Geographically, the bulk of openings concentrate in the Westside and South Bay districts. Zip codes 90024 (Westwood) and 94086 (Redwood City) report the highest density of roles, with average salaries edging $5 k higher than the citywide median. The concentration correlates with the proximity of major research labs and AI incubators, which have become talent magnets for the MLOps community.
Turnover rates remain modest. An internal benchmark from a consortium of 12 LA‑based AI firms shows an average tenure of 2.8 years for MLOps Engineers, slightly above the national tech average of 2.5 years. The relatively stable tenure suggests that once engineers secure a position, career growth within the same organization is a more common trajectory than lateral moves.
Recruiters report that candidate pipelines have tightened considerably. In Q2 2026, the average time‑to‑fill for an MLOps role stretched to 48 days, compared with 39 days for traditional software engineering roles. The bottleneck is attributed to the scarcity of candidates who can navigate both ML lifecycle management and production‑grade cloud infrastructure.
Education backgrounds are diversifying. While 62 % of hires hold a master’s degree in computer science or a related field, 18 % come from bootcamps or self‑directed MOOCs focusing on ML engineering. For those looking to bridge the preparation gap, the most comprehensive preparation system we have reviewed is the 0‑to‑1 AI Engineer Interview Playbook (Amazon: https://www.amazon.com/dp/B0H2CML9XD?tag=sirjohnnymai-20).
The influx of AI‑driven products has also impacted contract and freelance markets. Platforms such as Upwork and Toptal report a 35 % rise in short‑term MLOps contracts in Los Angeles, many of which are tied to seasonal product launches or proof‑of‑concept projects. While hourly rates hover around $120–$150, contractors often command higher rates when they bring proprietary pipeline frameworks or cloud‑native optimization tools to the table.
Remote work policies have softened but not vanished. A 2026 survey of 500 LA‑based tech companies indicates that 23 % of MLOps roles are fully remote, while another 45 % permit hybrid arrangements (three days on‑site, two days remote). The remaining 32 % require full on‑site presence, largely due to data‑security concerns and the need for close collaboration with hardware teams.
Looking ahead, the outlook for MLOps hiring appears robust. Forecasts from Gartner project global AI model deployment spending to climb 19 % annually through 2028, with North America accounting for roughly 40 % of that growth. Los Angeles, as one of the primary AI hubs on the West Coast, is poised to capture a disproportionate share of new talent opportunities.
Key takeaways
- Median base salary exceeds $158 k; total comp averages $185 k.
- Demand for Kubernetes‑based serving, pipeline orchestration, and container security skills is rising sharply.
- Turnover is low, with an average tenure of 2.8 years, indicating stable career paths.
- Remote work remains limited; hybrid models dominate the hiring landscape.
FAQ
Q: How does the salary for MLOps Engineers in Los Angeles compare to neighboring markets like San Francisco or Seattle?

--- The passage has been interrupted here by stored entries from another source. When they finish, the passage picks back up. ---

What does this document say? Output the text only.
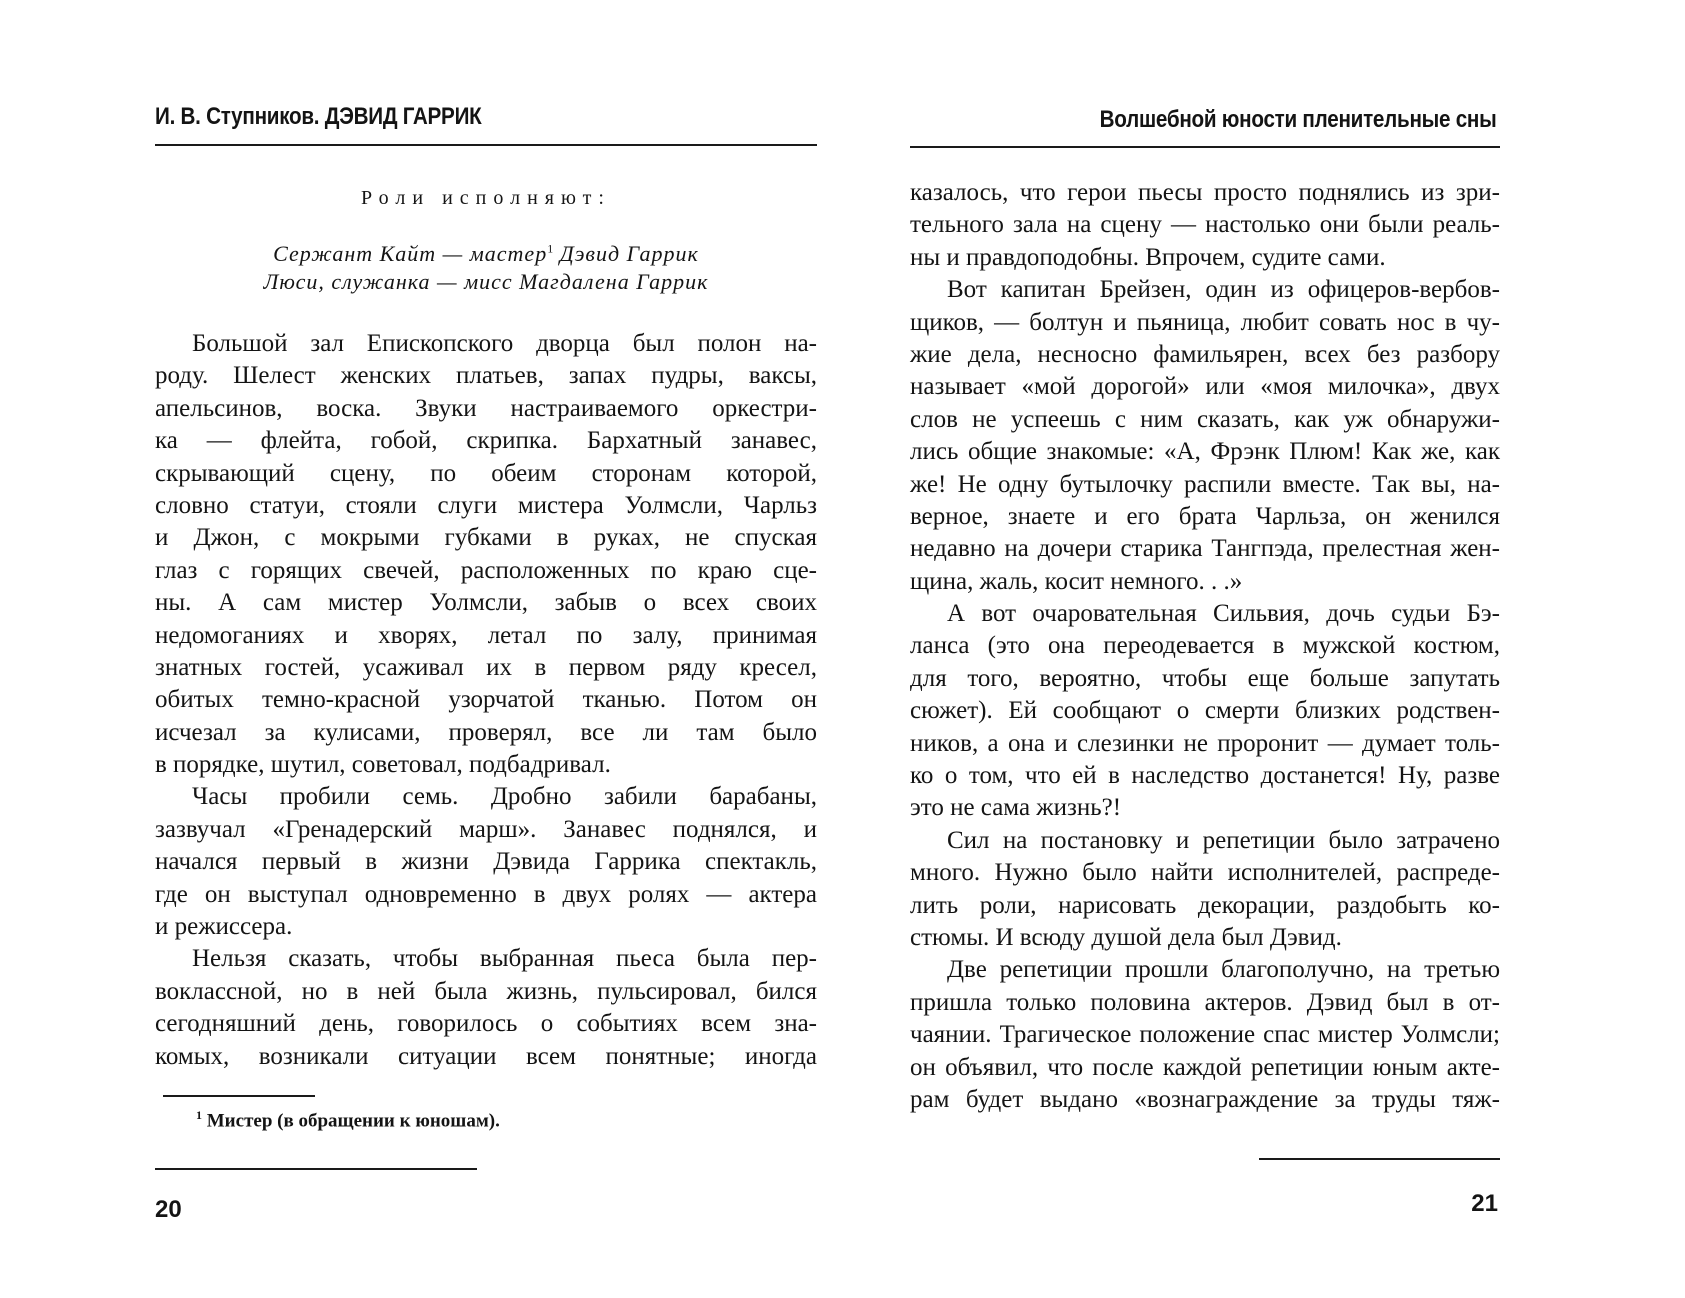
И. В. Ступников. ДЭВИД ГАРРИК
Роли исполняют:
Сержант Кайт — мастер$^1$ Дэвид Гаррик
Люси, служанка — мисс Магдалена Гаррик
Большой зал Епископского дворца был полон на-
роду. Шелест женских платьев, запах пудры, ваксы,
апельсинов, воска. Звуки настраиваемого оркестри-
ка — флейта, гобой, скрипка. Бархатный занавес,
скрывающий сцену, по обеим сторонам которой,
словно статуи, стояли слуги мистера Уолмсли, Чарльз
и Джон, с мокрыми губками в руках, не спуская
глаз с горящих свечей, расположенных по краю сце-
ны. А сам мистер Уолмсли, забыв о всех своих
недомоганиях и хворях, летал по залу, принимая
знатных гостей, усаживал их в первом ряду кресел,
обитых темно-красной узорчатой тканью. Потом он
исчезал за кулисами, проверял, все ли там было
в порядке, шутил, советовал, подбадривал.
Часы пробили семь. Дробно забили барабаны,
зазвучал «Гренадерский марш». Занавес поднялся, и
начался первый в жизни Дэвида Гаррика спектакль,
где он выступал одновременно в двух ролях — актера
и режиссера.
Нельзя сказать, чтобы выбранная пьеса была пер-
воклассной, но в ней была жизнь, пульсировал, бился
сегодняшний день, говорилось о событиях всем зна-
комых, возникали ситуации всем понятные; иногда
$^1$ Мистер (в обращении к юношам).
20
Волшебной юности пленительные сны
казалось, что герои пьесы просто поднялись из зри-
тельного зала на сцену — настолько они были реаль-
ны и правдоподобны. Впрочем, судите сами.
Вот капитан Брейзен, один из офицеров-вербов-
щиков, — болтун и пьяница, любит совать нос в чу-
жие дела, несносно фамильярен, всех без разбору
называет «мой дорогой» или «моя милочка», двух
слов не успеешь с ним сказать, как уж обнаружи-
лись общие знакомые: «А, Фрэнк Плюм! Как же, как
же! Не одну бутылочку распили вместе. Так вы, на-
верное, знаете и его брата Чарльза, он женился
недавно на дочери старика Тангпэда, прелестная жен-
щина, жаль, косит немного. . .»
А вот очаровательная Сильвия, дочь судьи Бэ-
ланса (это она переодевается в мужской костюм,
для того, вероятно, чтобы еще больше запутать
сюжет). Ей сообщают о смерти близких родствен-
ников, а она и слезинки не проронит — думает толь-
ко о том, что ей в наследство достанется! Ну, разве
это не сама жизнь?!
Сил на постановку и репетиции было затрачено
много. Нужно было найти исполнителей, распреде-
лить роли, нарисовать декорации, раздобыть ко-
стюмы. И всюду душой дела был Дэвид.
Две репетиции прошли благополучно, на третью
пришла только половина актеров. Дэвид был в от-
чаянии. Трагическое положение спас мистер Уолмсли;
он объявил, что после каждой репетиции юным акте-
рам будет выдано «вознаграждение за труды тяж-
21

A: Los Angeles salaries are roughly 8 % lower than San Francisco’s median base of $171 k but about 4 % higher than Seattle’s $152 k median, reflecting a balance of cost‑of‑living adjustments and local demand.
Q: Are certifications (e.g., AWS Certified Machine Learning – Specialty) influential in hiring decisions?
A: Certifications add credibility, especially for junior candidates, but 71 % of hiring managers prioritize proven project experience over formal credentials.
Q: What is the most effective way for a candidate to demonstrate MLOps competency during an interview?
A: Presenting a end‑to‑end production pipeline—covering data ingestion, model training, versioning, deployment, monitoring, and rollback—on a cloud platform (AWS, GCP, or Azure) is the strongest signal of readiness.